Beatrice Fihn (L), Executive Director of ICAN (International Campaign to Abolish Nuclear Weapons) speaks during a joint news conference with Norway’s Prime Minister Erna Solberg in Oslo |
The leader of the group that won this year’s Nobel Peace Prize on Sunday urged nuclear nations to adopt a United Nations treaty banning atomic weapons in order to prevent “the end of us”.
The International Campaign to Abolish Nuclear Weapons (ICAN) was awarded this year’s Nobel Peace Prize by a Nobel committee that cited the spread of nuclear weapons and the growing risk of an atomic war.
ICAN is a coalition of 468 grassroots non-governmental groups that campaigned for a UN Treaty on the Prohibition of Nuclear Weapons, adopted by 122 nations in July.
The treaty is not signed by – and would not apply to – any of the states that already have nuclear arms.
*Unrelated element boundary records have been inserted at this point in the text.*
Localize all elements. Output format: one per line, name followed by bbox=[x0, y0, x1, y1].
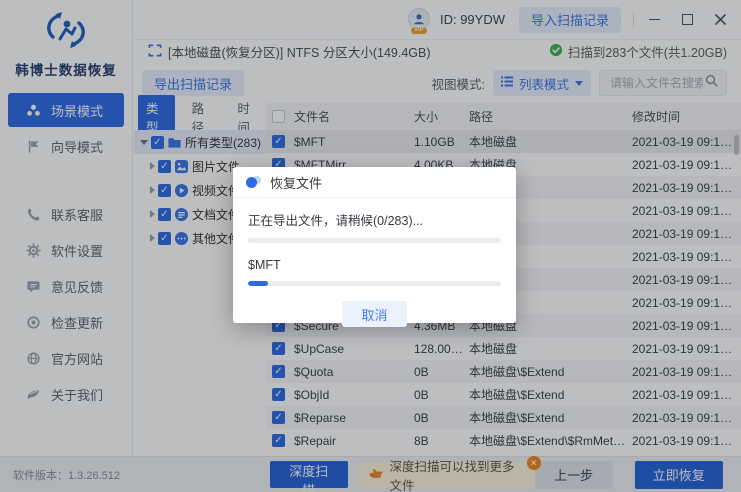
recover-files-modal: 恢复文件 正在导出文件，请稍候(0/283)... $MFT 取消 bbox=[233, 167, 516, 323]
modal-title-text: 恢复文件 bbox=[270, 173, 322, 192]
cancel-button[interactable]: 取消 bbox=[342, 301, 406, 327]
modal-actions: 取消 bbox=[248, 301, 501, 327]
modal-titlebar: 恢复文件 bbox=[233, 167, 516, 198]
export-status-text: 正在导出文件，请稍候(0/283)... bbox=[248, 210, 501, 229]
file-progress-bar bbox=[248, 281, 501, 286]
file-progress-fill bbox=[248, 281, 268, 286]
overall-progress-bar bbox=[248, 238, 501, 243]
app-window: 韩博士数据恢复 场景模式 向导模式 联系客服 bbox=[0, 0, 741, 492]
modal-body: 正在导出文件，请稍候(0/283)... $MFT 取消 bbox=[233, 198, 516, 327]
app-dot-icon bbox=[246, 176, 262, 188]
current-file-name: $MFT bbox=[248, 258, 501, 272]
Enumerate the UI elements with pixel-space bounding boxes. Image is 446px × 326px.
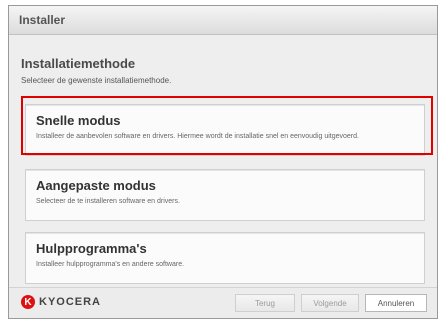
page-heading: Installatiemethode <box>21 56 136 71</box>
option-description: Installeer hulpprogramma's en andere sof… <box>36 261 185 268</box>
option-title: Snelle modus <box>36 113 121 128</box>
kyocera-logo-text: KYOCERA <box>39 296 102 308</box>
option-custom-mode[interactable]: Aangepaste modus Selecteer de te install… <box>25 169 425 221</box>
kyocera-logo-mark-icon: K <box>21 295 35 309</box>
installer-window: Installer Installatiemethode Selecteer d… <box>8 5 438 319</box>
option-title: Hulpprogramma's <box>36 241 147 256</box>
next-button[interactable]: Volgende <box>301 294 359 312</box>
option-description: Selecteer de te installeren software en … <box>36 198 180 205</box>
page-subtext: Selecteer de gewenste installatiemethode… <box>21 76 172 85</box>
kyocera-logo: K KYOCERA <box>21 295 101 309</box>
option-description: Installeer de aanbevolen software en dri… <box>36 133 359 140</box>
footer-bar: K KYOCERA Terug Volgende Annuleren <box>9 287 437 318</box>
back-button[interactable]: Terug <box>235 294 295 312</box>
cancel-button[interactable]: Annuleren <box>365 294 427 312</box>
window-title-bar: Installer <box>9 6 437 35</box>
window-title: Installer <box>19 13 66 27</box>
option-title: Aangepaste modus <box>36 178 156 193</box>
option-express-mode[interactable]: Snelle modus Installeer de aanbevolen so… <box>25 104 425 156</box>
option-utilities[interactable]: Hulpprogramma's Installeer hulpprogramma… <box>25 232 425 284</box>
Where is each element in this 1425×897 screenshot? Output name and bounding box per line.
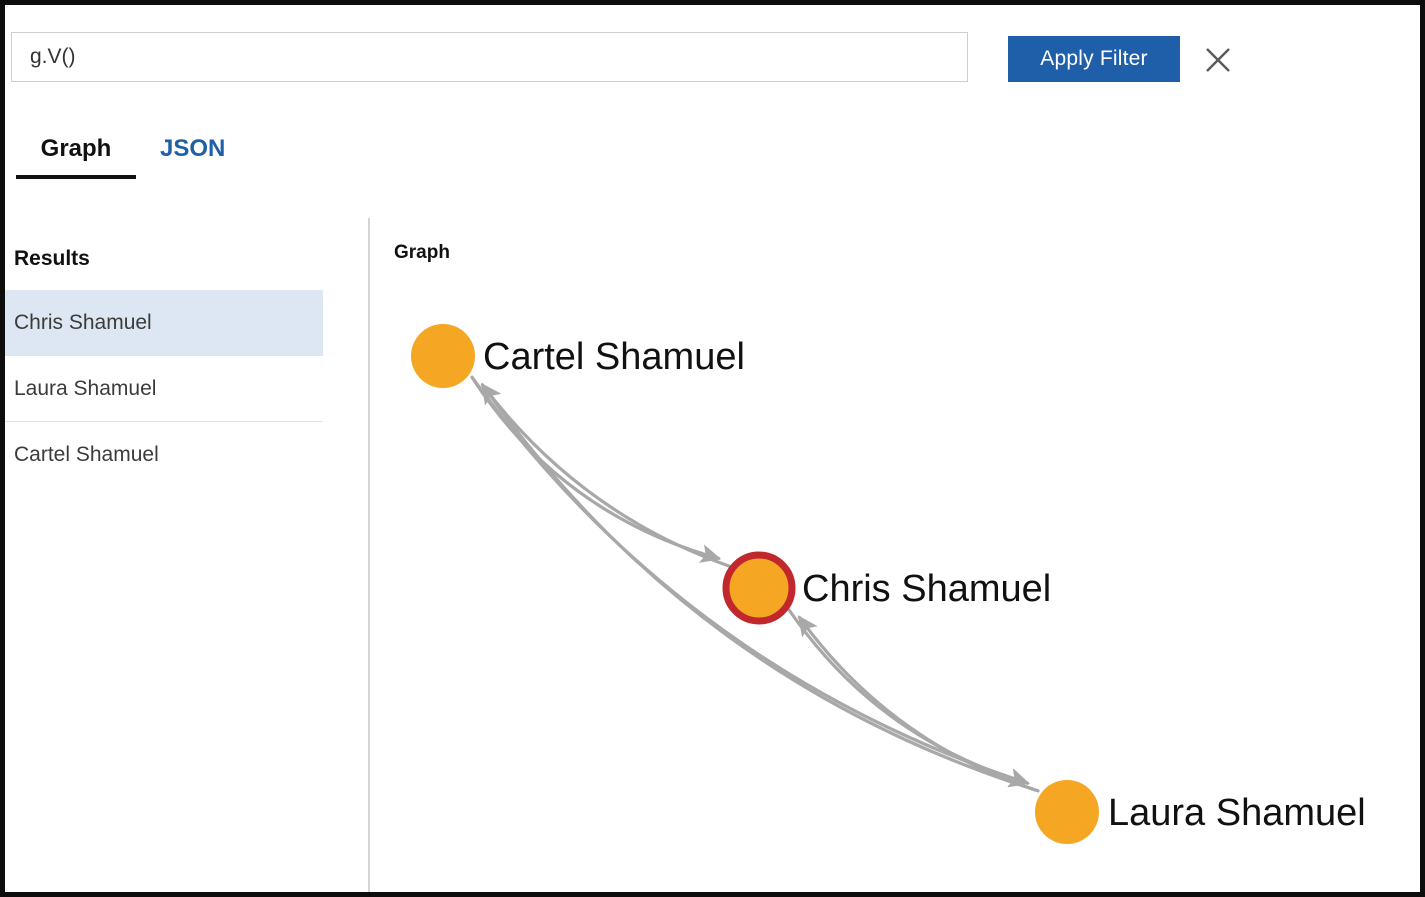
result-item-chris-shamuel[interactable]: Chris Shamuel (5, 290, 323, 356)
graph-edge[interactable] (482, 385, 729, 566)
tab-graph[interactable]: Graph (16, 135, 136, 179)
tab-json[interactable]: JSON (160, 135, 225, 175)
gremlin-query-input[interactable] (11, 32, 968, 82)
apply-filter-button[interactable]: Apply Filter (1008, 36, 1180, 82)
graph-node-cartel[interactable] (411, 324, 475, 388)
tab-strip: Graph JSON (5, 135, 1420, 195)
graph-node-laura[interactable] (1035, 780, 1099, 844)
result-item-laura-shamuel[interactable]: Laura Shamuel (5, 356, 323, 422)
query-bar: Apply Filter (5, 5, 1420, 110)
close-icon[interactable] (1201, 43, 1235, 77)
content-area: Results Chris Shamuel Laura Shamuel Cart… (5, 210, 1420, 892)
graph-panel: Graph Cartel ShamuelChris ShamuelLaura S… (370, 210, 1420, 892)
graph-node-label-laura: Laura Shamuel (1108, 792, 1366, 835)
graph-explorer-window: Apply Filter Graph JSON Results Chris Sh… (0, 0, 1425, 897)
graph-node-label-cartel: Cartel Shamuel (483, 336, 745, 379)
graph-node-chris[interactable] (726, 555, 792, 621)
result-item-cartel-shamuel[interactable]: Cartel Shamuel (5, 422, 323, 488)
graph-canvas[interactable] (370, 210, 1420, 892)
graph-node-label-chris: Chris Shamuel (802, 568, 1051, 611)
graph-edge[interactable] (472, 377, 719, 558)
results-list: Chris Shamuel Laura Shamuel Cartel Shamu… (5, 290, 323, 488)
results-title: Results (14, 247, 90, 271)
Beatrice Fihn, ICAN’s Executive Director, urged them to sign the agreement.
“It provides a choice. A choice between the two endings: the end of nuclear weapons or the end of us,” she said in her speech at the Nobel Peace Prize ceremony in Oslo.
“The United States, choose freedom over fear. Russia, choose disarmament over destruction. Britain, choose the rule of law over oppression,” she added, before urging France, China, India, Pakistan, North Korea and Israel to do the same.
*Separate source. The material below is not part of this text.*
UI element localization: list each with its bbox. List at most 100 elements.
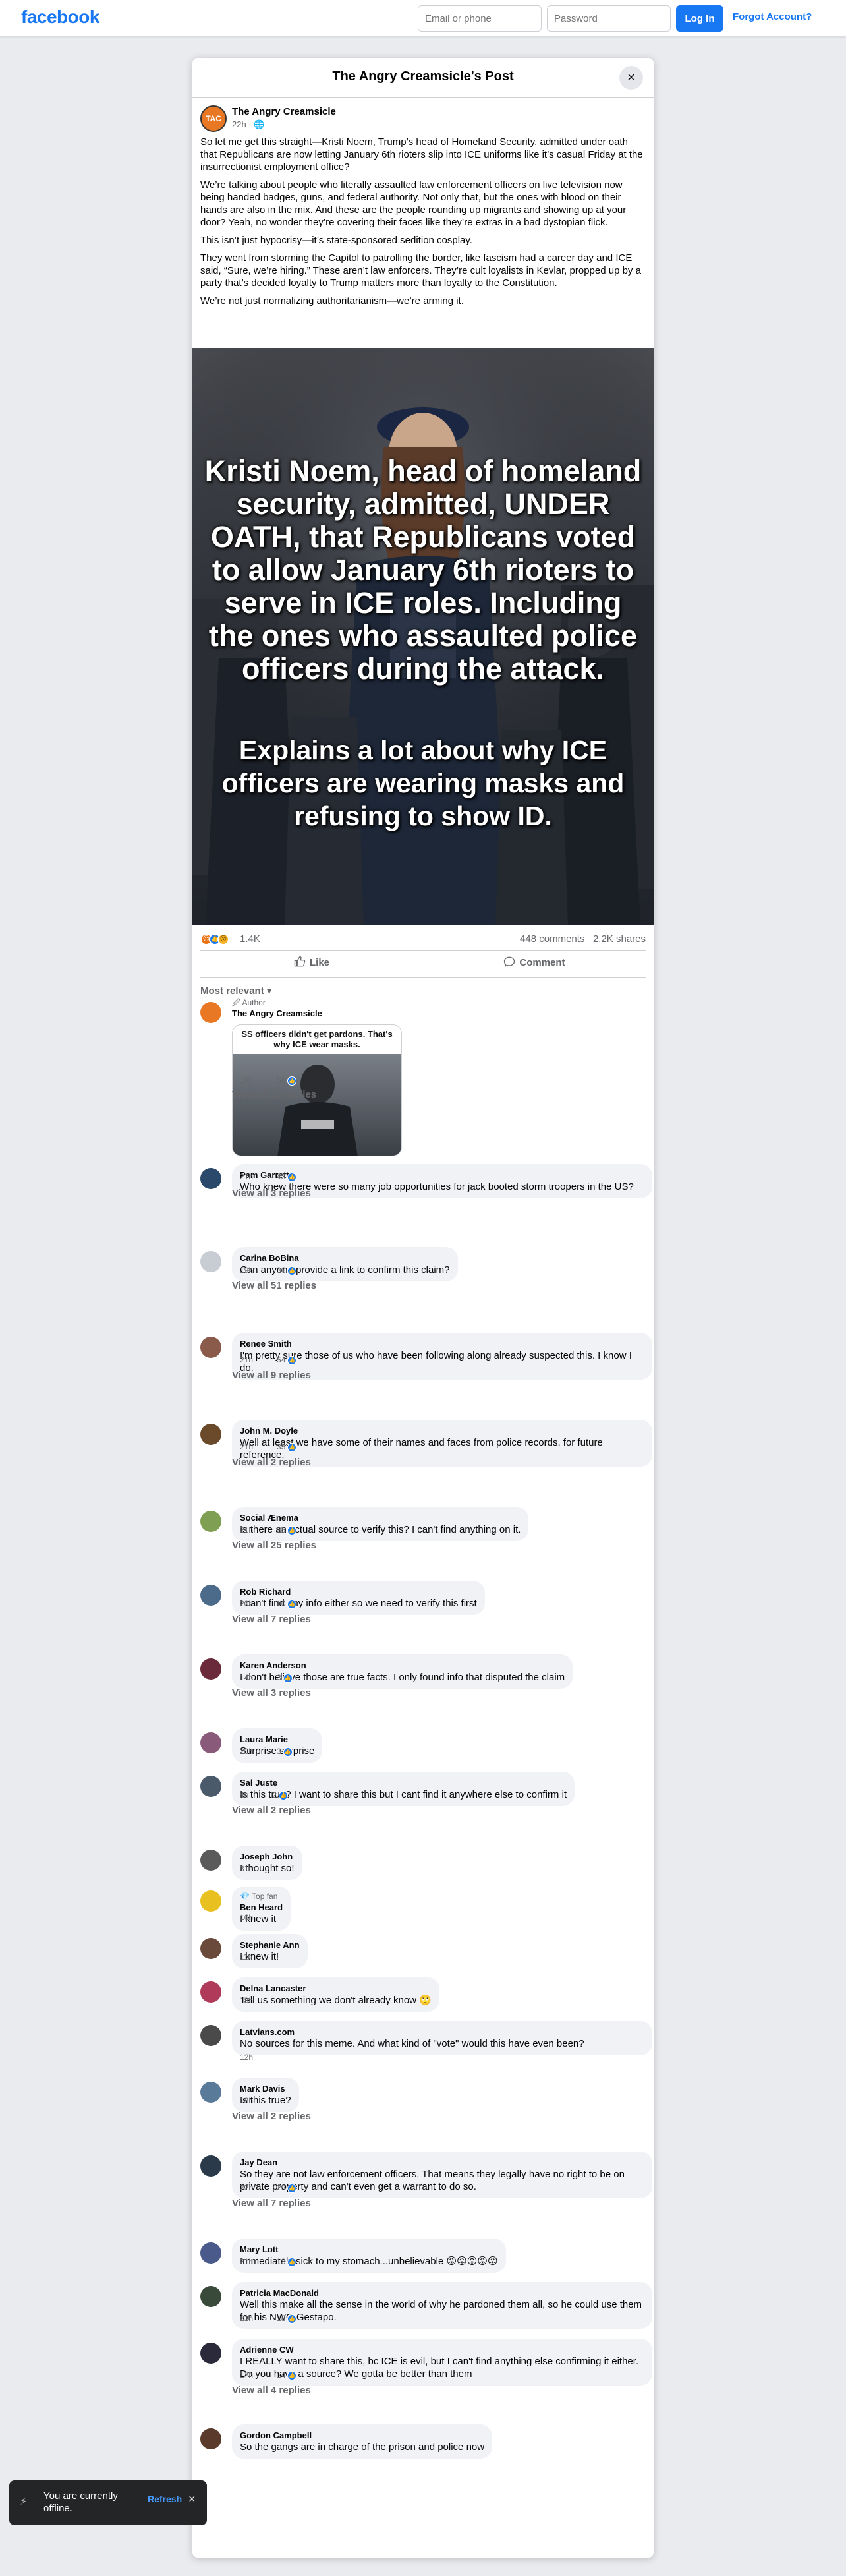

Israel is widely assumed to have nuclear weapons, although it neither confirms nor denies it.
“A moment of panic or carelessness, a misconstrued comment or bruised ego, could easily lead us unavoidably to the destruction of entire cities,” she added.
“A calculated military escalation could lead to the indiscriminate mass murder of civilians.”
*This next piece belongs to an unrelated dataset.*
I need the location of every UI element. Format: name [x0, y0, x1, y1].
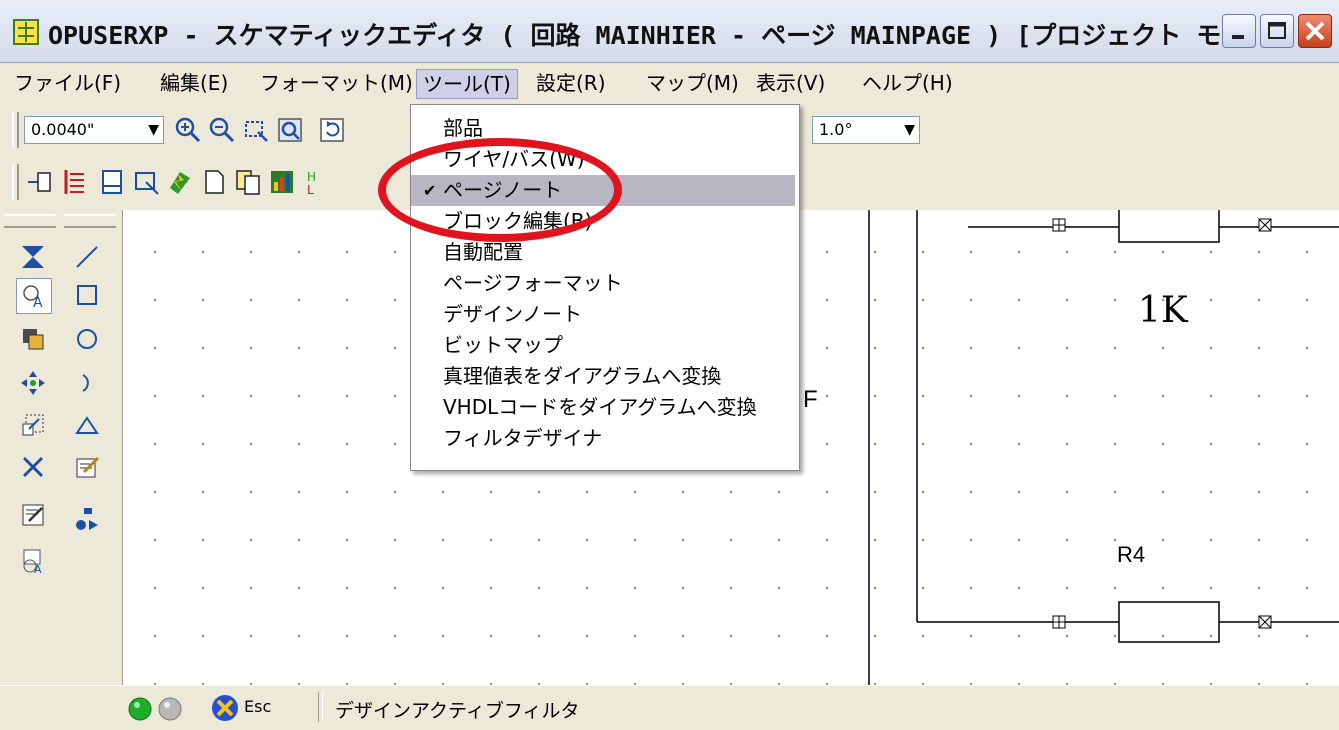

Fihn delivered the Nobel lecture together with Setsuko Thurlow, an 85-year-old survivor of the Hiroshima atomic bombing and now an ICAN campaigner.
Thurlow recalled on stage on Sunday some of her memories of the attack on Aug 6, 1945.
She was rescued from the rubble of a collapsed building about 1.8 kilometres (1.1 mile) from Ground Zero, she said. Most of her classmates, who were in the same room, were burned alive.
“Processions of ghostly figures shuffled by. Grotesquely wounded people, they were bleeding, burnt, blackened and swollen,” she said.
“Parts of their bodies were missing. Flesh and skin hung from their bones. Some with their eyeballs hanging in their hands. Some with their bellies burst open, their intestines hanging out. The foul stench of burnt human flesh filled the air.”
The United States, Britain and France sent second-rank diplomats to the Nobel ceremony, which Fihn earlier told Reuters was “some kind of protest”.
Japan, which is the only country to suffer atomic bombings and now relies on the US nuclear umbrella, has also not signed the treaty. In a statement late on Sunday, Japanese Foreign Minister Taro Kono expressed respect for the efforts of atomic bombings survivors toward a nuclear-weapons free world.
But he added: “It is essential to steadily seek ways to advance nuclear disarmament realistically, while responding appropriately to real threats, including North Korea’s nuclear and missile development programmes.”